The most truly fascinating revelation comes from an experiment to discover whether ordinary people can tell the difference between good art bad art. A large group of people, not art experts, were asked to look at 75 different pairs paintings by the Dutch modernist Piet Mondrian, whose hallmark style was abstract black lines and boxes on a white background, with the occasional yellow or red box. Each pair had a genuine Mondrian next to a slightly modified one, with the proportions subtly changed.

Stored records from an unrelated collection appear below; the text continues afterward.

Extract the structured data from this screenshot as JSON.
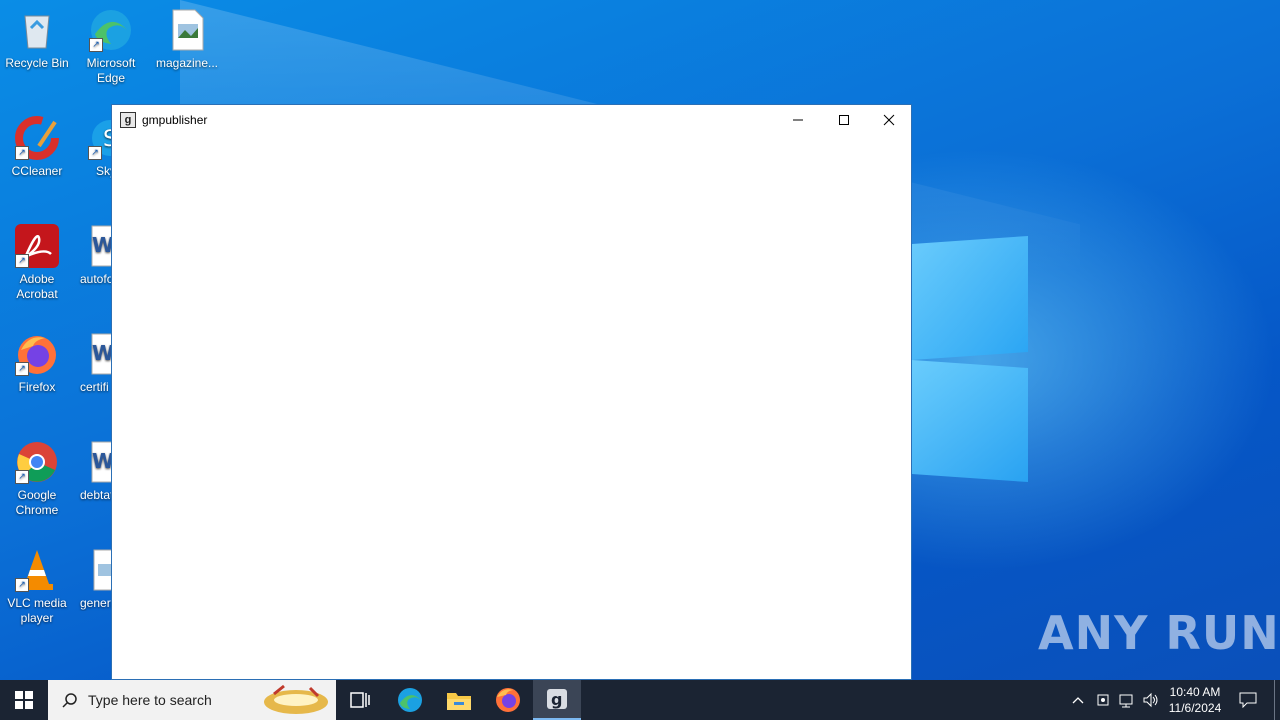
{
  "desktop": {
    "icons": [
      {
        "label": "Recycle Bin",
        "icon": "recycle-bin-icon"
      },
      {
        "label": "Microsoft Edge",
        "icon": "edge-icon"
      },
      {
        "label": "magazine...",
        "icon": "image-file-icon"
      },
      {
        "label": "CCleaner",
        "icon": "ccleaner-icon"
      },
      {
        "label": "Sky",
        "icon": "skype-icon"
      },
      {
        "label": "Adobe Acrobat",
        "icon": "acrobat-icon"
      },
      {
        "label": "autofo",
        "icon": "word-doc-icon"
      },
      {
        "label": "Firefox",
        "icon": "firefox-icon"
      },
      {
        "label": "certifi",
        "icon": "word-doc-icon"
      },
      {
        "label": "Google Chrome",
        "icon": "chrome-icon"
      },
      {
        "label": "debtat",
        "icon": "word-doc-icon"
      },
      {
        "label": "VLC media player",
        "icon": "vlc-icon"
      },
      {
        "label": "genera",
        "icon": "image-file-icon"
      }
    ]
  },
  "window": {
    "title": "gmpublisher",
    "buttons": {
      "minimize": "minimize-icon",
      "maximize": "maximize-icon",
      "close": "close-icon"
    }
  },
  "taskbar": {
    "search_placeholder": "Type here to search",
    "apps": [
      "task-view-icon",
      "edge-icon",
      "file-explorer-icon",
      "firefox-icon",
      "gmpublisher-icon"
    ],
    "clock_time": "10:40 AM",
    "clock_date": "11/6/2024"
  },
  "watermark": "ANY RUN",
  "colors": {
    "desktop": "#0b6fd6",
    "taskbar": "#1b2433",
    "window_border": "#2b6fb5"
  }
}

Asked to identify the genuine from the altered, three-quarters of the time the group got the answer right. Why? No one could say, but clearly the brain has a sense of correct, pleasing proportion that a good artist instinctively understands. All those who say abstract art is just a random accident are proved wrong scientifically, supporting the idea that we are all hard-wired to appreciate art and that art is not just a part of our spirit and emotions. [This has to do with PHI or the golden mean and the recursive nature of Fractals -LB ]

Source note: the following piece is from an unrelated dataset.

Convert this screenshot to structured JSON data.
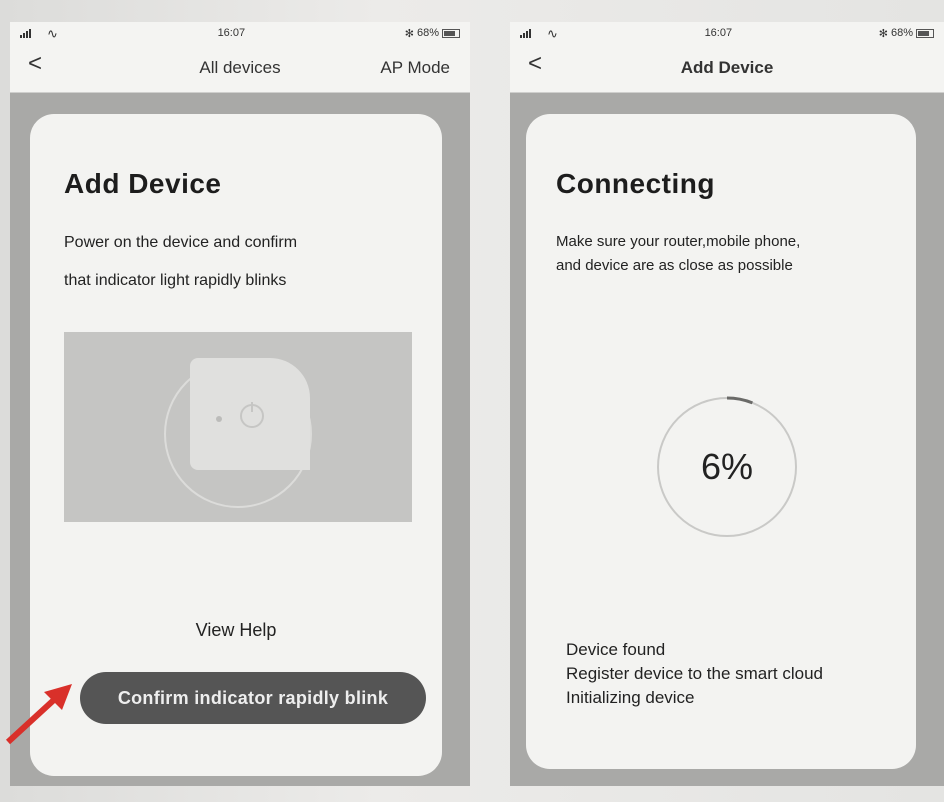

Otherwise, it seems to me CP Snow's observations hold good art and science remain worlds apart.It starts at school, where the two groups divide at a young age. To be sure there are some high scientific thinkers also immersed in the arts, but they are mainly the geniuses at the top, the abstract thinkers whose ideas reach to the realms of philosophy as an art. Otherwise the people who look for the mysteries of the universe in test tubes and microscopes live on another planet from those for whom the word, the note or the paintbrush holds the only true path to the meaning of life. The boffins think the artists are a little frivolous, living off the hard graft of those whose discoveries create the comfortable modern way of life that makes the money for art possible. The artist fraternity for their part look snootily down on the scientists as dull mechanics, plodders, worthy but lacking the spiritual dimension without which scientific discovery has no real point.

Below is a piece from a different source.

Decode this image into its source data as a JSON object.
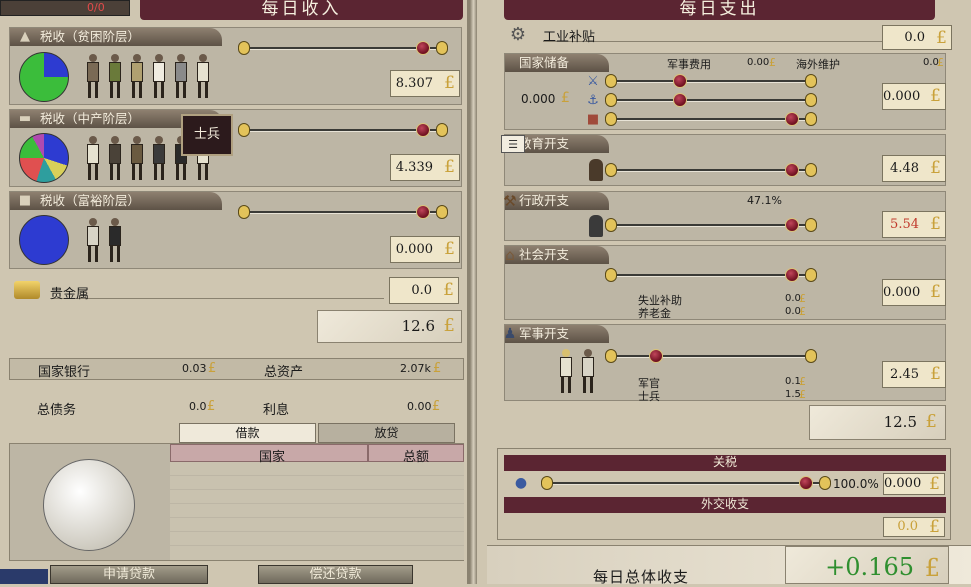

What's more, I suspect this cultural divide runs so deep that it is passed on. Families who for generations have been involved in the arts are unable to communicate enthusiasm or understanding about science to their children. If their world revolves entirely around the arts,how can they offer more than a blank look of panic when confronted with their children' s physics homework? If even one of my four children stepped across the divide and became scientists, I would be proud of myself as a parent. But I doubt they ever really had the chance, since the Two Cultures are so difficult to bridge.